It’s a bit like a rolling stone down a mountainside – though the upcoming Tomb Raider reboot didn’t cause a massive controversy in E3 (after all, we had Hitman for that), in the days since that rolling stone has become an avalanche of complaints over the extreme violence (including sexual violence) found within the game and very idea that this Lara Croft is a venerable woman that needs the player to “protect” her.
To paraphrase the chatter on social networks and the like: people are criticising the game for essentially taking one of the few strong female characters in the games industry (come for the breasts stay for the kick-ass attitude and heroism), and turning her into a mewing innocent girl who will be subjected to all kinds of horrors that she, without the protection of the big masculine hero with the game controller and bottle of mountain dew at hand, will quickly perish.
And I do get that perspective; on the surface of things I think the game has a lot of questions to answer, now that we know it is going over the top with the horror thing. A key tenant of horror is that it takes the power away from the characters and leaves them at the mercy of very real physical danger. Horror, as a genre, taps into the ‘flight’ mechanism of our brains, not the ‘fight’ survival instinct, which is where Lara previously occupied.
That leaves the game in deep danger of appearing misogynistic, as players will go in expecting Lara to be an empowered woman. What they’ll likely get will seem like a concession to the juvenile boys who need the virtual womens to compensate for their lack of real world social skills.
But that said, I think it is far, far to early to dismiss the game on that basis – and those same criticisms have been levelled at the entire horror genre over the years. A genre that it must be said has also turned out some real works of art. Yes, Tomb Raider might well fall into the trap of merely playing to male fantasy, it’s also entirely possible that this game could be the most intense horror experience of all time. Certainly the trailer does a great job of building the claustrophobic tension that is a hallmark of a good horror experience.
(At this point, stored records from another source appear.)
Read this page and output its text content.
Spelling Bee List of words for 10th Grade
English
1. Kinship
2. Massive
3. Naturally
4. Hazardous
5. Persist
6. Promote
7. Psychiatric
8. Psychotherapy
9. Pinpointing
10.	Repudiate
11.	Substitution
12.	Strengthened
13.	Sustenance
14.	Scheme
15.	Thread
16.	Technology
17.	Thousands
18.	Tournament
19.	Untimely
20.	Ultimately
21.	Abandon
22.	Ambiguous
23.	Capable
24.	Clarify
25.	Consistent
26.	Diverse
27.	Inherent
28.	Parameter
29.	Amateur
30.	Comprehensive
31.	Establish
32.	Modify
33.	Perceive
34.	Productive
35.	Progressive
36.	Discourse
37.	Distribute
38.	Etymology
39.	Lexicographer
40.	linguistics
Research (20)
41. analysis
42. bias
Think about it this way – people will go in expecting Lara to be an empowered woman. To instead find a character that is way out of her depth in an absolutely horrific environment could in turn humanise her. It happened with the recent James Bond reboots – the character become one we could empathise with more when we realised that he was not the God of Spies and capable of making mistakes. For the Lara Croft to be in a situation that she can’t handle is going to make the whole experience more relateable.
In other words: it’ll be shocking. Given that the new Tomb Raider game seems to be borrowing liberally from movies such as The Human Centipede or Hostel, I rather think shocking is the point. In what might be the first example of high-profile goreporn in video games, Tomb Raider of all games might just be breaking some new ground.
That means it won’t be a game for everyone – lord knows goreporn is an acquired taste, but there’s something weirdly human in the most extreme of experiences – it’s downright Foucaultian, and so I think we’re taking things a little too much on face value to suggest that Lara Croft in the new Tomb Raider game has become objectified. There’s every chance that the exact opposite is happening and finally we’ll have a character that we can identify with.
Did you mean Foucauldian?
If so, you should know that Foucauldian refers specifically to language, not physical user-input.
Unless by "Foucaultian" you meant something else.
Thanks for dropping by and the comment!
My bad, I should have explained that more – I did actually mean "Foucaultian" as I was referencing Michel Foucault: http://en.wikipedia.org/wiki/Michel_Foucault
It's a made up word though, so I should have clarified that, and I apologise for any confusion.
Thanks for pointing the error out to me!
While I personally see the game to be boring and extremely linear, I am in support of it but not for the same reasons you appear to be. Essentially the new Tomb Raider is trying to give depth to a character that had previously been gaming's biggest sex icon. I feel that's the most important part of the game, rather than its attempts of relating to people or the focus on horror.